Bennette Caroline S, Veenstra David L, Basu Anirban, Baker Laurence H, Ramsey Scott D, Carlson Josh J
Departments of Pharmacy, University of Washington, Seattle, Washington (CSB, DLV, JJC),
Washington Health Services, University of Washington, Seattle, Washington (AB)
Med Decis Making. 2016 Jul;36(5):641-51. doi: 10.1177/0272989X16636847. Epub 2016 Mar 24.
Value of information (VOI) analyses can align research with areas with the greatest potential impact on patient outcome, but questions remain concerning the feasibility and acceptability of these approaches to inform prioritization decisions. Our objective was to develop a process for calculating VOI in "real time" to inform trial funding decisions within SWOG, a large cancer clinical trials group.
We developed an efficient and scalable VOI modeling approach using a selected sample of 9 randomized phase II/III trial proposals from the Breast, Gastrointestinal, and Genitourinary Disease Committees reviewed by SWOG's leadership between 2008 and 2013. There was bidirectional communication between SWOG investigators and the research team throughout the modeling development. Partial expected value of sample information for the treatment effect evaluated by the proposed trial's primary endpoint was calculated using Monte Carlo simulation.

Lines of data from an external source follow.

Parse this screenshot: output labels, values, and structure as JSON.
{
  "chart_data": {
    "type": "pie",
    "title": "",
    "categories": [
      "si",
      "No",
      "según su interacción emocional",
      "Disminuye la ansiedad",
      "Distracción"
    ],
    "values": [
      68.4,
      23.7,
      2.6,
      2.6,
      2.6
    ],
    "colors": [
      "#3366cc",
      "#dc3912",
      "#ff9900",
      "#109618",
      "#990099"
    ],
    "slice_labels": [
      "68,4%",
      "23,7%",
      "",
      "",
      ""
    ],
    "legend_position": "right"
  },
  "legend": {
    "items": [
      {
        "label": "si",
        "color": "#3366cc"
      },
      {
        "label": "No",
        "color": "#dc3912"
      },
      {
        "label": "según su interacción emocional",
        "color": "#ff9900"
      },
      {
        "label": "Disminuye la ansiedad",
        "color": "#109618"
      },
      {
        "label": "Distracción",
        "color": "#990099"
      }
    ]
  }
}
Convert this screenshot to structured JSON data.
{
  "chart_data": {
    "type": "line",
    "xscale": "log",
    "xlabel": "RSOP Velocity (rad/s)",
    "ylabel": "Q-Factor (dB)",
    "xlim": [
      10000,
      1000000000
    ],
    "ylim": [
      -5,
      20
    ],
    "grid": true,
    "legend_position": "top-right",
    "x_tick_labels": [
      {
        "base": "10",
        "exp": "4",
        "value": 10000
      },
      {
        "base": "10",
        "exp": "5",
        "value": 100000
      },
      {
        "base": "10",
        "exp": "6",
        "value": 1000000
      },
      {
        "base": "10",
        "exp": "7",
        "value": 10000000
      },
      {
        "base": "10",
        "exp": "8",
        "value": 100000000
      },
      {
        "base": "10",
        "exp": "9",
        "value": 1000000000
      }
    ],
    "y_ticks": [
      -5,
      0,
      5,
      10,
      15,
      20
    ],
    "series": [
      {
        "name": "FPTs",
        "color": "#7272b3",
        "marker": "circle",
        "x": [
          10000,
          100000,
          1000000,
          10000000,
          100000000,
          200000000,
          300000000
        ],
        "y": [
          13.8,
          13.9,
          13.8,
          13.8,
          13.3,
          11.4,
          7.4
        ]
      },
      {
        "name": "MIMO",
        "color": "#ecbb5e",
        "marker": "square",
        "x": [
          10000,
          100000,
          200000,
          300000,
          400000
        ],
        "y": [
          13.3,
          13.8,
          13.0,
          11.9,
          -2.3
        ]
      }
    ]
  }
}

We derived prior uncertainty in the treatment effect estimate from the sample size calculations. Our process was feasible for 8 of 9 trial proposals and efficient: the time required of 1 researcher was <1 week per proposal. We accommodated stakeholder input primarily by deconstructing VOI metrics into expected health benefits and incremental healthcare costs and assuming treatment decisions within our simulations were based on health benefits. Following customization, feedback from over 200 SWOG members was positive regarding the overall VOI framework, specific retrospective results, and potential for VOI analyses to inform future trial proposal evaluations.
We developed an efficient and customized process to calculate the expected VOI of cancer clinical trials that is feasible for use in decision making and acceptable to investigators. Prospective use and evaluation of this approach is currently underway within SWOG.
信息价值(VOI)分析可使研究与对患者预后具有最大潜在影响的领域保持一致,但对于这些方法用于指导优先级决策的可行性和可接受性仍存在疑问。我们的目标是开发一种“实时”计算VOI的流程,为大型癌症临床试验组SWOG内的试验资金决策提供依据。
我们使用2008年至2013年间SWOG领导层审查的来自乳腺、胃肠道和泌尿生殖系统疾病委员会的9项随机II/III期试验提案的选定样本,开发了一种高效且可扩展的VOI建模方法。在整个建模开发过程中,SWOG研究人员与研究团队之间进行了双向沟通。使用蒙特卡罗模拟计算由拟议试验的主要终点评估的治疗效果的样本信息部分期望值。
我们从样本量计算中得出治疗效果估计的先验不确定性。我们的流程对于9项试验提案中的8项是可行且高效的:1名研究人员评估每项提案所需时间<1周。我们主要通过将VOI指标解构为预期健康益处和增量医疗成本,并假设我们模拟中的治疗决策基于健康益处来纳入利益相关者的意见。经过定制后,200多名SWOG成员对整体VOI框架、具体回顾性结果以及VOI分析为未来试验提案评估提供信息的潜力给予了积极反馈。
我们开发了一种高效且定制的流程来计算癌症临床试验的预期VOI,该流程在决策中可行且为研究人员所接受。目前SWOG正在对该方法进行前瞻性应用和评估。